In an agreement with automakers and state governments announced on Tuesday, Obama said he is advancing the schedule for increased fuel efficiency for automobiles to require an average of 35.5 miles per gallon (mpg) (15.1 km/litre) by 2016.
Known as the corporate average fuel economy (CAFE) standard, the earlier target under the 2007 federal energy bill called for a 35 mpg capability by 2020.
The CAFE standard measures the average fuel efficiency of an automaker’s entire product fleet.
Holbrook noted that in addition to continuing demand for petroleum-based transportation fuels, “manufacturers also need petroleum-based feedstocks to make their products, thus demand for the hydrocarbon molecule will continue to be there”.
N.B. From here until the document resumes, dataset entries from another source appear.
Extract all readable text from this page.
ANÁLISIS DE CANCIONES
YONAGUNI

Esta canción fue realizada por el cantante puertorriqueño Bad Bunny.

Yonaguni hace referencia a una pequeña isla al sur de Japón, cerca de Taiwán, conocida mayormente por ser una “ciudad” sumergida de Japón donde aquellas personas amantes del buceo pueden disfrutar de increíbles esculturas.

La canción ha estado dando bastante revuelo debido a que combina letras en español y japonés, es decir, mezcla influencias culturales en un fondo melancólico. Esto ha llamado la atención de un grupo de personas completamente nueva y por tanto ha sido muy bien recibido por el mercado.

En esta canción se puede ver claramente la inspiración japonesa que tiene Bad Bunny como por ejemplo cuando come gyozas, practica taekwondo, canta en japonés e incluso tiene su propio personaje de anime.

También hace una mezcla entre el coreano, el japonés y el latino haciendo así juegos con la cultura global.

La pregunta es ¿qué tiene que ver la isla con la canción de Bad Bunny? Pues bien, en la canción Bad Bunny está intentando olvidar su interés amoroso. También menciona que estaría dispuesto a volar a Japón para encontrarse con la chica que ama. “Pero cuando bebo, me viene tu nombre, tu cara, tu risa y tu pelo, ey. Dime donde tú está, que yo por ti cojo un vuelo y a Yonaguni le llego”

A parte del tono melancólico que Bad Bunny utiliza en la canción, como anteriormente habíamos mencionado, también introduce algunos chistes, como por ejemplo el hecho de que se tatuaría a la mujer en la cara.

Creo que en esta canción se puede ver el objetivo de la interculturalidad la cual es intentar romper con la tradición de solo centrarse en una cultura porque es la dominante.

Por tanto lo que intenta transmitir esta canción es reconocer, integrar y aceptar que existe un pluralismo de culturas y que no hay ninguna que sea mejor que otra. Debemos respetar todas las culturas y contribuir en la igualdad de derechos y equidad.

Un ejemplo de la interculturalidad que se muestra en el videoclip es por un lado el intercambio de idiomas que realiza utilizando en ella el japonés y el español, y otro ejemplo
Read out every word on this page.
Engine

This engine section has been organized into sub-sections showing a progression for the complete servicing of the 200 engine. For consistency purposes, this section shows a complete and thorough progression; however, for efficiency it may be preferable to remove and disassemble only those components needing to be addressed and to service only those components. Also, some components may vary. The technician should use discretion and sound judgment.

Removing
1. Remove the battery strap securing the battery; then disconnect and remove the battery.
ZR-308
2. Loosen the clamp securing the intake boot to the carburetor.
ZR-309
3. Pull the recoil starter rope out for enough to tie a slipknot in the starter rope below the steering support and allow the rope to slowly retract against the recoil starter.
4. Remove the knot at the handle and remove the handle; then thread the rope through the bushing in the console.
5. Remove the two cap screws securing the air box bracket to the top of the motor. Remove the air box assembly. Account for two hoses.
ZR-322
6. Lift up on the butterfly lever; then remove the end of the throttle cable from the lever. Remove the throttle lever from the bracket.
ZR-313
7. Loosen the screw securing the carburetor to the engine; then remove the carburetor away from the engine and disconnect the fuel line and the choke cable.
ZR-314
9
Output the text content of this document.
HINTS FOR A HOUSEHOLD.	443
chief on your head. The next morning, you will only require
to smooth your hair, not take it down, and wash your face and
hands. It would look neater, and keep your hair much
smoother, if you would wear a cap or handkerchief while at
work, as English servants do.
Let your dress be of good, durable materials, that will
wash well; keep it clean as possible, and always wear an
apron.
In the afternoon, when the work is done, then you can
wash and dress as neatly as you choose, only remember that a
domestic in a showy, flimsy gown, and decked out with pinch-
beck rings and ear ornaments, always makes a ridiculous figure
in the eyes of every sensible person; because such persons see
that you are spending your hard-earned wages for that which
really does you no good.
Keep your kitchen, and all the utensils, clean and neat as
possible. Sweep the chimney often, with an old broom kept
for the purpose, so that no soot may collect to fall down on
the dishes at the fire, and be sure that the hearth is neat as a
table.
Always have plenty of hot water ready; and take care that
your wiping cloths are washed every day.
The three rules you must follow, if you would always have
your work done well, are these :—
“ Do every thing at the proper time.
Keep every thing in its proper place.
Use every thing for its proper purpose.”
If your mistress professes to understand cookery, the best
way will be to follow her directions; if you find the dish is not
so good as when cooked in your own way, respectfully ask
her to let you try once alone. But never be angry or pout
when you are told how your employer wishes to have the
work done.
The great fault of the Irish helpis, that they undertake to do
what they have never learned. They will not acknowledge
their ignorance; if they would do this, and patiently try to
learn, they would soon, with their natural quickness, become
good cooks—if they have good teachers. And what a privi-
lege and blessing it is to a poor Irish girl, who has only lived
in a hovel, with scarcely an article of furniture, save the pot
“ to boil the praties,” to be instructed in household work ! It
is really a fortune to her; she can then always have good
He said that NPRA is not opposed to improving energy and fuel efficiency. “Our members work hard and reinvest a lot of money every year to improve efficiency at their facilities,” he said. “It’s good business.”
Bill Bush, spokesman for the American Petroleum Institute (API), whose member companies include refiners as well as oil and gas exploration and development firms, said the new CAFE timeline “could have an impact on demand, but as a trade association we don’t project what demand might be”.
However, Bush, too, said the new CAFE schedule “is not a major concern” for API companies. “It is really an automobile thing more than ours.”
NPRA’s Holbrook said that impact of the new CAFE standard on the refining industry is negligible compared with the potential effect of climate control legislation now being considered in Congress.
That bill, HR-2454, would impose a cap-and-trade emissions mandate on US industries and the transportation sector.
Holbrook said that legislation, if approved by Congress, would deliver a double blow to refiners. That bill, he said, “would cap greenhouse emissions from our facilities and those emissions resulting from the use of the fuels we manufacture”.
“We feel that HR-2454 hurts our global competitiveness in the refined products markets and thus is detrimental not only to the domestic refining community but also to American consumers, farmers and truckers,” he said.